The President of the United States at the time of the bombings was President Harry S. Truman, who made the official decision of the deployment of the atomic bombs. President Truman’s main objective was to end the war with the least amount of deaths. He believed that the only option that would result in the least amount of deaths was to bomb a populated area in Japan. Truman weighed in the odds and noted that a conventional air raid would result in approximately 5 times the amount of deaths than the atomic bomb did, and a normal ground invasion would cause the death of many soldiers in combat.

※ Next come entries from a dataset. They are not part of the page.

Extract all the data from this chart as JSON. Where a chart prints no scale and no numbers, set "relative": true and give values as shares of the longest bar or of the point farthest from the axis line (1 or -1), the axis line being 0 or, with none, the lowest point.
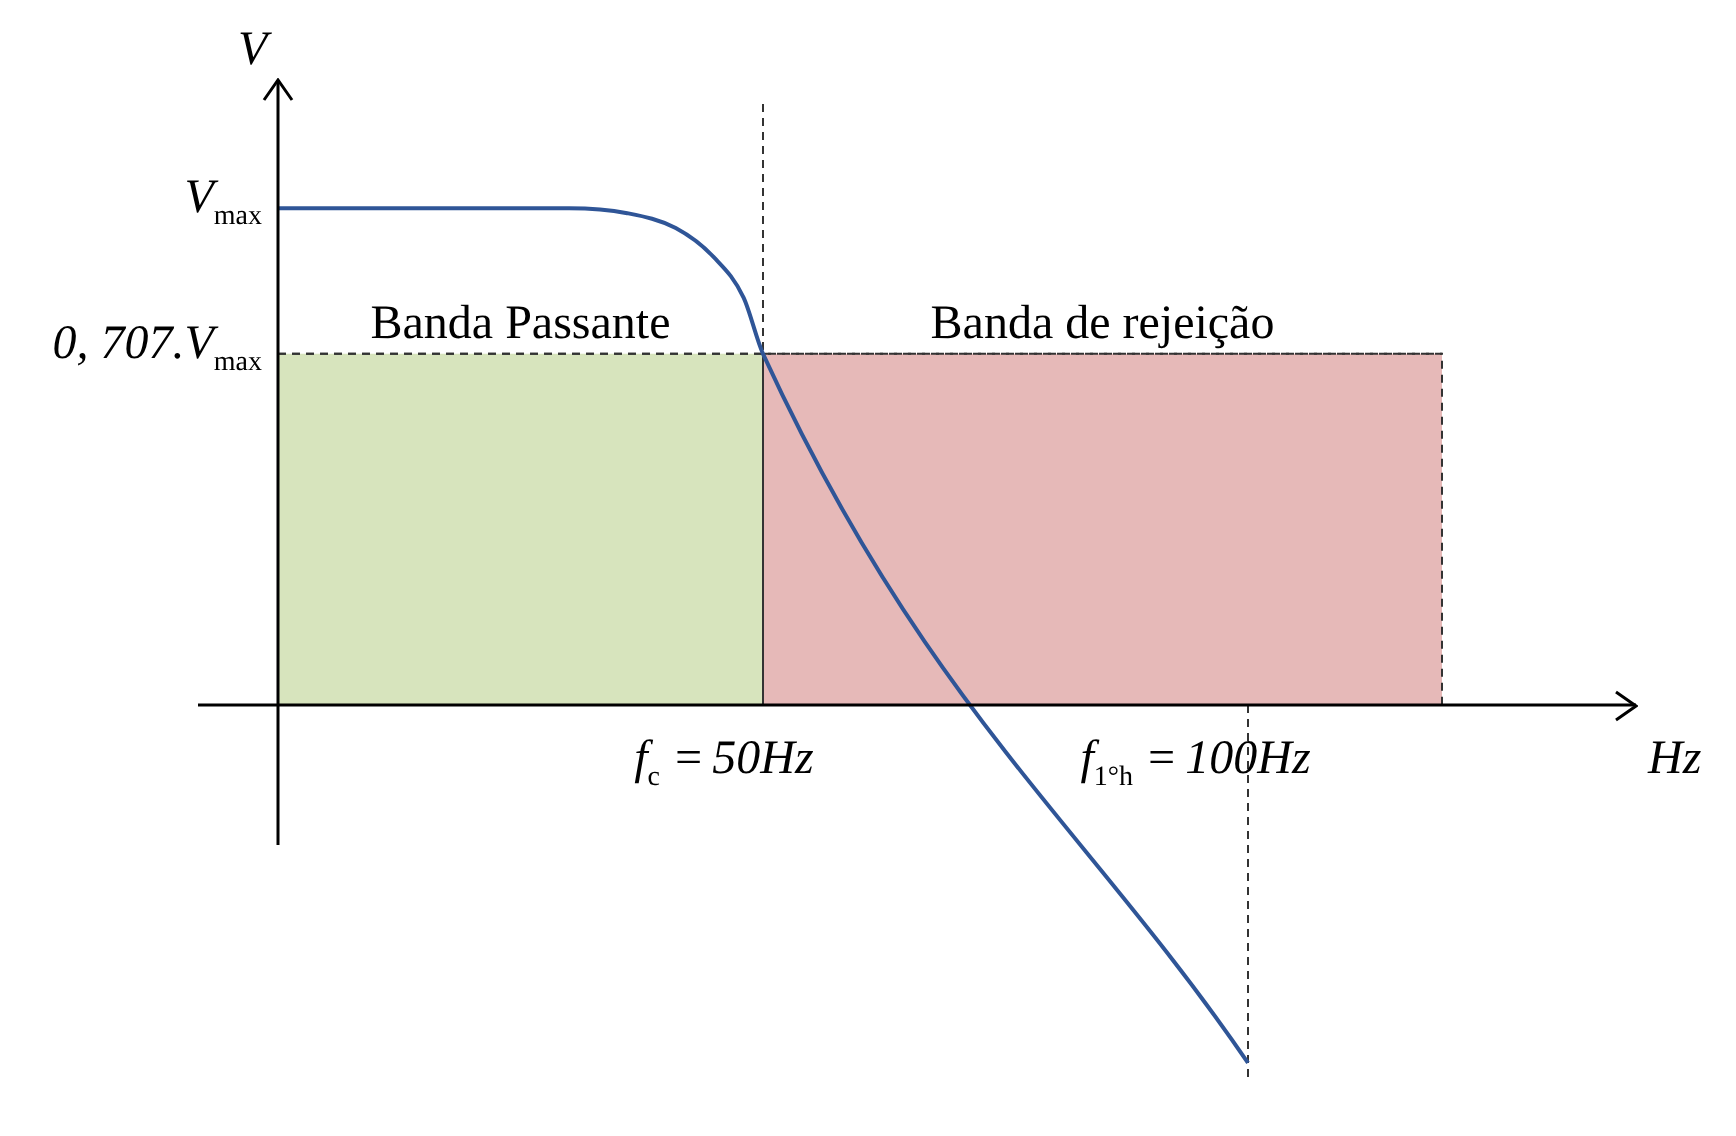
{
  "chart_data": {
    "type": "line",
    "xlabel": "Hz",
    "ylabel": "V",
    "x": [
      0,
      30,
      36,
      41,
      45,
      48,
      50,
      100
    ],
    "series": [
      {
        "color": "#2f5597",
        "values": [
          1,
          1,
          0.99,
          0.96,
          0.9,
          0.82,
          0.707,
          -0.72
        ]
      }
    ],
    "xlim": [
      0,
      140
    ],
    "xticks": [
      {
        "value": 50,
        "label": "50Hz"
      },
      {
        "value": 100,
        "label": "100Hz"
      }
    ],
    "relative": true,
    "annotations": [
      {
        "text": "V$_{max}$",
        "x": 0,
        "y": 1
      },
      {
        "text": "f$_{c}$ =",
        "x": 50,
        "y": 0
      },
      {
        "text": "f$_{1°h}$ =",
        "x": 100,
        "y": 0
      }
    ],
    "ref_lines": [
      {
        "axis": "x",
        "value": 50,
        "line_style": "dashed"
      },
      {
        "axis": "x",
        "value": 100,
        "line_style": "dashed"
      },
      {
        "axis": "y",
        "value": 0.707,
        "line_style": "dashed",
        "label": "0, 707.V$_{max}$"
      }
    ],
    "bands": [
      {
        "axis": "x",
        "from": 0,
        "to": 50,
        "label": "Banda Passante",
        "color": "#d7e4bd"
      },
      {
        "axis": "x",
        "from": 50,
        "to": 120,
        "label": "Banda de rejeição",
        "color": "#e6b9b8"
      }
    ],
    "grid": false,
    "legend": false,
    "marker": "none",
    "line_style": "solid"
  }
}
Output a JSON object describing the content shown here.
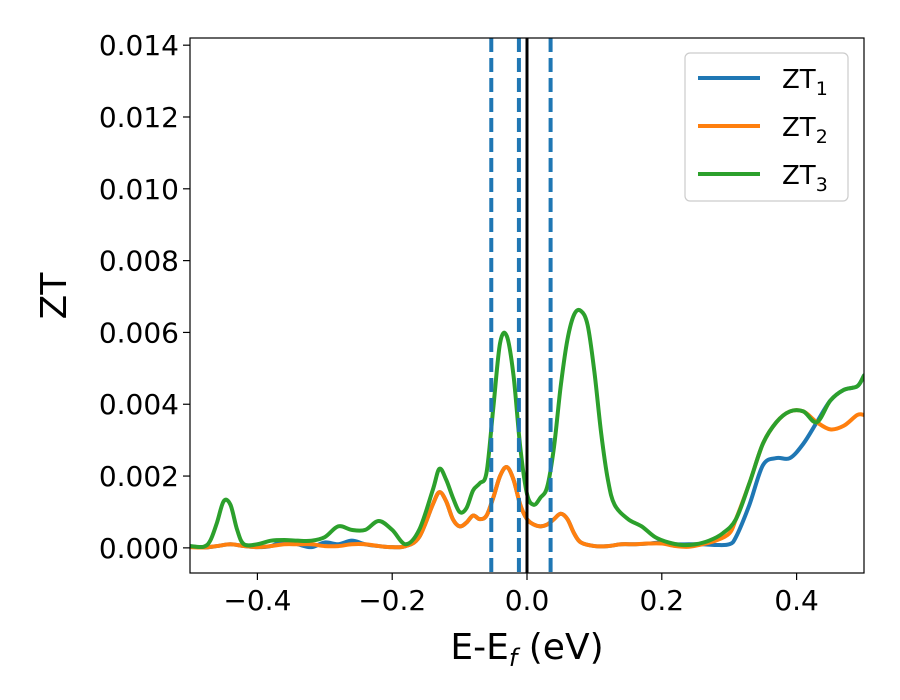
{
  "chart_data": {
    "type": "line",
    "xlabel_main": "E-E",
    "xlabel_sub": "f",
    "xlabel_unit": " (eV)",
    "ylabel": "ZT",
    "xlim": [
      -0.5,
      0.5
    ],
    "ylim": [
      -0.0007,
      0.0142
    ],
    "x_ticks": [
      -0.4,
      -0.2,
      0.0,
      0.2,
      0.4
    ],
    "x_tick_labels": [
      "−0.4",
      "−0.2",
      "0.0",
      "0.2",
      "0.4"
    ],
    "y_ticks": [
      0.0,
      0.002,
      0.004,
      0.006,
      0.008,
      0.01,
      0.012,
      0.014
    ],
    "y_tick_labels": [
      "0.000",
      "0.002",
      "0.004",
      "0.006",
      "0.008",
      "0.010",
      "0.012",
      "0.014"
    ],
    "legend_position": "top-right",
    "vertical_lines": [
      {
        "x": -0.053,
        "style": "dashed",
        "color": "#1f77b4"
      },
      {
        "x": -0.012,
        "style": "dashed",
        "color": "#1f77b4"
      },
      {
        "x": 0.0,
        "style": "solid",
        "color": "#000000"
      },
      {
        "x": 0.035,
        "style": "dashed",
        "color": "#1f77b4"
      }
    ],
    "series": [
      {
        "name": "ZT",
        "sub": "1",
        "color": "#1f77b4",
        "points": [
          [
            -0.5,
            5e-05
          ],
          [
            -0.48,
            1e-05
          ],
          [
            -0.46,
            5e-05
          ],
          [
            -0.44,
            0.0001
          ],
          [
            -0.42,
            5e-05
          ],
          [
            -0.4,
            2e-05
          ],
          [
            -0.38,
            5e-05
          ],
          [
            -0.36,
            0.0002
          ],
          [
            -0.34,
            0.0001
          ],
          [
            -0.32,
            2e-05
          ],
          [
            -0.3,
            0.00015
          ],
          [
            -0.28,
            0.0001
          ],
          [
            -0.26,
            0.0002
          ],
          [
            -0.24,
            0.0001
          ],
          [
            -0.22,
            5e-05
          ],
          [
            -0.2,
            2e-05
          ],
          [
            -0.18,
            5e-05
          ],
          [
            -0.16,
            0.0003
          ],
          [
            -0.14,
            0.0012
          ],
          [
            -0.13,
            0.00155
          ],
          [
            -0.12,
            0.0013
          ],
          [
            -0.11,
            0.0008
          ],
          [
            -0.1,
            0.0006
          ],
          [
            -0.09,
            0.0007
          ],
          [
            -0.08,
            0.0009
          ],
          [
            -0.07,
            0.0008
          ],
          [
            -0.06,
            0.0009
          ],
          [
            -0.05,
            0.0014
          ],
          [
            -0.04,
            0.002
          ],
          [
            -0.03,
            0.00225
          ],
          [
            -0.02,
            0.0019
          ],
          [
            -0.01,
            0.0012
          ],
          [
            0.0,
            0.0008
          ],
          [
            0.01,
            0.00065
          ],
          [
            0.02,
            0.0006
          ],
          [
            0.03,
            0.00065
          ],
          [
            0.04,
            0.0008
          ],
          [
            0.05,
            0.00095
          ],
          [
            0.06,
            0.0008
          ],
          [
            0.07,
            0.0004
          ],
          [
            0.08,
            0.00015
          ],
          [
            0.1,
            5e-05
          ],
          [
            0.12,
            5e-05
          ],
          [
            0.14,
            0.0001
          ],
          [
            0.16,
            0.0001
          ],
          [
            0.18,
            0.00012
          ],
          [
            0.2,
            0.00015
          ],
          [
            0.22,
            0.0001
          ],
          [
            0.24,
            0.0001
          ],
          [
            0.26,
            0.0001
          ],
          [
            0.28,
            8e-05
          ],
          [
            0.3,
            0.0001
          ],
          [
            0.31,
            0.0003
          ],
          [
            0.33,
            0.0012
          ],
          [
            0.35,
            0.0023
          ],
          [
            0.37,
            0.0025
          ],
          [
            0.39,
            0.0025
          ],
          [
            0.41,
            0.0029
          ],
          [
            0.43,
            0.0035
          ],
          [
            0.45,
            0.0041
          ],
          [
            0.47,
            0.0044
          ],
          [
            0.49,
            0.0045
          ],
          [
            0.5,
            0.0048
          ]
        ]
      },
      {
        "name": "ZT",
        "sub": "2",
        "color": "#ff7f0e",
        "points": [
          [
            -0.5,
            2e-05
          ],
          [
            -0.48,
            1e-05
          ],
          [
            -0.46,
            5e-05
          ],
          [
            -0.44,
            0.0001
          ],
          [
            -0.42,
            5e-05
          ],
          [
            -0.4,
            2e-05
          ],
          [
            -0.38,
            5e-05
          ],
          [
            -0.36,
            0.0001
          ],
          [
            -0.34,
            0.0001
          ],
          [
            -0.32,
            0.0001
          ],
          [
            -0.3,
            5e-05
          ],
          [
            -0.28,
            5e-05
          ],
          [
            -0.26,
            0.0001
          ],
          [
            -0.24,
            0.0001
          ],
          [
            -0.22,
            5e-05
          ],
          [
            -0.2,
            2e-05
          ],
          [
            -0.18,
            5e-05
          ],
          [
            -0.16,
            0.0003
          ],
          [
            -0.14,
            0.0012
          ],
          [
            -0.13,
            0.00155
          ],
          [
            -0.12,
            0.0013
          ],
          [
            -0.11,
            0.0008
          ],
          [
            -0.1,
            0.0006
          ],
          [
            -0.09,
            0.0007
          ],
          [
            -0.08,
            0.0009
          ],
          [
            -0.07,
            0.0008
          ],
          [
            -0.06,
            0.0009
          ],
          [
            -0.05,
            0.0014
          ],
          [
            -0.04,
            0.002
          ],
          [
            -0.03,
            0.00225
          ],
          [
            -0.02,
            0.0019
          ],
          [
            -0.01,
            0.0012
          ],
          [
            0.0,
            0.0008
          ],
          [
            0.01,
            0.00065
          ],
          [
            0.02,
            0.0006
          ],
          [
            0.03,
            0.00065
          ],
          [
            0.04,
            0.0008
          ],
          [
            0.05,
            0.00095
          ],
          [
            0.06,
            0.0008
          ],
          [
            0.07,
            0.0004
          ],
          [
            0.08,
            0.00015
          ],
          [
            0.1,
            5e-05
          ],
          [
            0.12,
            5e-05
          ],
          [
            0.14,
            0.0001
          ],
          [
            0.16,
            0.0001
          ],
          [
            0.18,
            0.00012
          ],
          [
            0.2,
            0.00012
          ],
          [
            0.22,
            5e-05
          ],
          [
            0.24,
            3e-05
          ],
          [
            0.26,
            0.0001
          ],
          [
            0.28,
            0.0002
          ],
          [
            0.3,
            0.0004
          ],
          [
            0.31,
            0.0008
          ],
          [
            0.33,
            0.0018
          ],
          [
            0.35,
            0.0029
          ],
          [
            0.37,
            0.0035
          ],
          [
            0.39,
            0.0038
          ],
          [
            0.41,
            0.0038
          ],
          [
            0.43,
            0.0035
          ],
          [
            0.45,
            0.0033
          ],
          [
            0.47,
            0.0034
          ],
          [
            0.49,
            0.0037
          ],
          [
            0.5,
            0.0037
          ]
        ]
      },
      {
        "name": "ZT",
        "sub": "3",
        "color": "#2ca02c",
        "points": [
          [
            -0.5,
            5e-05
          ],
          [
            -0.48,
            3e-05
          ],
          [
            -0.47,
            0.0002
          ],
          [
            -0.46,
            0.0007
          ],
          [
            -0.45,
            0.0013
          ],
          [
            -0.44,
            0.0012
          ],
          [
            -0.43,
            0.0005
          ],
          [
            -0.42,
            0.0001
          ],
          [
            -0.4,
            0.0001
          ],
          [
            -0.38,
            0.0002
          ],
          [
            -0.36,
            0.00022
          ],
          [
            -0.34,
            0.0002
          ],
          [
            -0.32,
            0.0002
          ],
          [
            -0.3,
            0.0003
          ],
          [
            -0.28,
            0.0006
          ],
          [
            -0.26,
            0.0005
          ],
          [
            -0.24,
            0.0005
          ],
          [
            -0.22,
            0.00075
          ],
          [
            -0.2,
            0.0005
          ],
          [
            -0.18,
            0.0001
          ],
          [
            -0.16,
            0.0005
          ],
          [
            -0.14,
            0.0016
          ],
          [
            -0.13,
            0.0022
          ],
          [
            -0.12,
            0.0019
          ],
          [
            -0.11,
            0.0014
          ],
          [
            -0.1,
            0.001
          ],
          [
            -0.09,
            0.0011
          ],
          [
            -0.08,
            0.0016
          ],
          [
            -0.07,
            0.0018
          ],
          [
            -0.06,
            0.0021
          ],
          [
            -0.05,
            0.0039
          ],
          [
            -0.04,
            0.0057
          ],
          [
            -0.03,
            0.0059
          ],
          [
            -0.02,
            0.0048
          ],
          [
            -0.01,
            0.0028
          ],
          [
            0.0,
            0.0015
          ],
          [
            0.01,
            0.0012
          ],
          [
            0.02,
            0.0014
          ],
          [
            0.03,
            0.0017
          ],
          [
            0.04,
            0.0028
          ],
          [
            0.05,
            0.0045
          ],
          [
            0.06,
            0.0058
          ],
          [
            0.07,
            0.0065
          ],
          [
            0.08,
            0.0066
          ],
          [
            0.09,
            0.0062
          ],
          [
            0.1,
            0.0049
          ],
          [
            0.11,
            0.0032
          ],
          [
            0.12,
            0.0019
          ],
          [
            0.13,
            0.0012
          ],
          [
            0.15,
            0.0008
          ],
          [
            0.17,
            0.0006
          ],
          [
            0.19,
            0.0003
          ],
          [
            0.21,
            0.00015
          ],
          [
            0.23,
            8e-05
          ],
          [
            0.25,
            0.0001
          ],
          [
            0.27,
            0.0002
          ],
          [
            0.29,
            0.0004
          ],
          [
            0.31,
            0.0008
          ],
          [
            0.33,
            0.0018
          ],
          [
            0.35,
            0.0029
          ],
          [
            0.37,
            0.0035
          ],
          [
            0.39,
            0.0038
          ],
          [
            0.41,
            0.0038
          ],
          [
            0.43,
            0.0035
          ],
          [
            0.45,
            0.0041
          ],
          [
            0.47,
            0.0044
          ],
          [
            0.49,
            0.0045
          ],
          [
            0.5,
            0.0048
          ]
        ]
      }
    ]
  }
}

To deploy the atomic bomb in an unpopulated area as a demonstration of the United State’s power and to threaten Japan, was not a reliable strategy because Japan could have taken a considerate amount of time to decide whether or not to end the war, this was an issue for the U.S. because they were eager to end the war as soon as possible. Another problem was that they were not certain that the bomb would actually perform as required, from this they were worried that it would cause Japan to fight back even more than before, because they would know about a potential catastrophic weapon that would harm Japan.

From these problems Truman decided it best to bomb a populated area of Japan, but more importantly a city that was the centre of military development. This was important because the United States wanted to destroy Japan’s ability to continue the war.

After the events of the Nagasaki and Hiroshima, President Truman refused to deploy anymore atomic bombs, and would only do so is absolutely necessary. He said in his response to a letter from a senator, “But I can’t bring myself to believe that because they are beasts, we should ourselves act in the same manner,” in reference to the Japanese.

To conclude , the atomic bomb was a disastrous invention and caused many people to die. After these events occurred, came the dawn for the atomic age, that such as the Cold War. The United States saw this as their only way out of the war between them and Japan, and decided to take action before things would take a turn for the worst.